Сергей Анатольевич Давыдов читал бессмертный роман Маргарет Митчелл, что есть своего рода достижение. Рядовые представители сильной половины человечества, как правило, застревали на первой сцене выбора бального наряда и свято верили, что оба тома заполнены спорами о преимуществах яблочно-зеленого платья перед алым. Сергей знал, что роман не об одежде, а о выживании.

– Цветы были, но завяли, я слишком долго ждал. И это не подарок, а фрагмент цепи, которая соединит нас на всю жизнь. Я же тебе говорил, что в этом году собираюсь жениться на рыжей ведущей телевизионных новостей.

Очень милый поворот.

– Не знаю, каковы планы всех рыжих ведущих новостей, но я замуж не собираюсь.
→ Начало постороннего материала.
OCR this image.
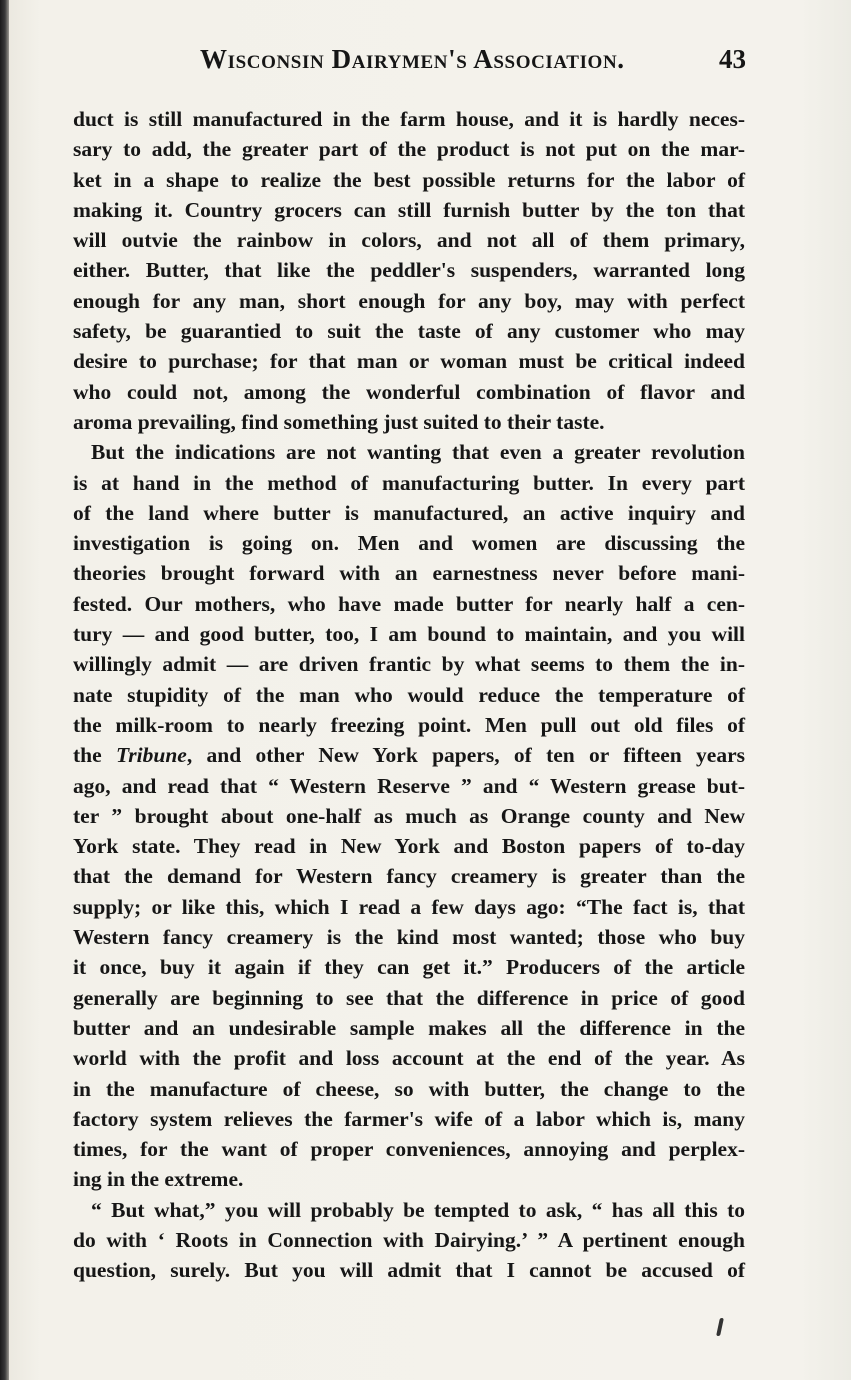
Wisconsin Dairymen's Association.	43
duct is still manufactured in the farm house, and it is hardly neces-
sary to add, the greater part of the product is not put on the mar-
ket in a shape to realize the best possible returns for the labor of
making it. Country grocers can still furnish butter by the ton that
will outvie the rainbow in colors, and not all of them primary,
either. Butter, that like the peddler's suspenders, warranted long
enough for any man, short enough for any boy, may with perfect
safety, be guarantied to suit the taste of any customer who may
desire to purchase; for that man or woman must be critical indeed
who could not, among the wonderful combination of flavor and
aroma prevailing, find something just suited to their taste.
But the indications are not wanting that even a greater revolution
is at hand in the method of manufacturing butter. In every part
of the land where butter is manufactured, an active inquiry and
investigation is going on. Men and women are discussing the
theories brought forward with an earnestness never before mani-
fested. Our mothers, who have made butter for nearly half a cen-
tury — and good butter, too, I am bound to maintain, and you will
willingly admit — are driven frantic by what seems to them the in-
nate stupidity of the man who would reduce the temperature of
the milk-room to nearly freezing point. Men pull out old files of
the Tribune, and other New York papers, of ten or fifteen years
ago, and read that “ Western Reserve ” and “ Western grease but-
ter ” brought about one-half as much as Orange county and New
York state. They read in New York and Boston papers of to-day
that the demand for Western fancy creamery is greater than the
supply; or like this, which I read a few days ago: “The fact is, that
Western fancy creamery is the kind most wanted; those who buy
it once, buy it again if they can get it.” Producers of the article
generally are beginning to see that the difference in price of good
butter and an undesirable sample makes all the difference in the
world with the profit and loss account at the end of the year. As
in the manufacture of cheese, so with butter, the change to the
factory system relieves the farmer's wife of a labor which is, many
times, for the want of proper conveniences, annoying and perplex-
ing in the extreme.
“ But what,” you will probably be tempted to ask, “ has all this to
do with ‘ Roots in Connection with Dairying.’ ” A pertinent enough
question, surely. But you will admit that I cannot be accused of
По-моему, мы это уже обсуждали.

– Ты передумаешь. – Сергей придвинулся совсем близко, почти вплотную. Лизавета сделала шаг в сторону.

– Это вряд ли!

– Почему? Нет, ты скажи – почему? – Классический мужской вопрос. Его задает окончательно спившийся алкоголик, когда жена указывает ему на дверь, задает магнат шоу-бизнеса, когда раскрученная на его деньги подружка-певичка решает уйти к гитаристу, задают брокеры и грузчики, академики и краснодеревщики. Вопрос, на который нельзя ответить, не ранив мужское самолюбие. Странные существа мужчины. Бросают на произвол судьбы, исчезают без объяснений, сводят с ума молчанием, а потом, в удобное для себя время, здрасьте-пожалуйста – прошу под венец. А ведь Сергей еще из лучших. Что такому объяснишь?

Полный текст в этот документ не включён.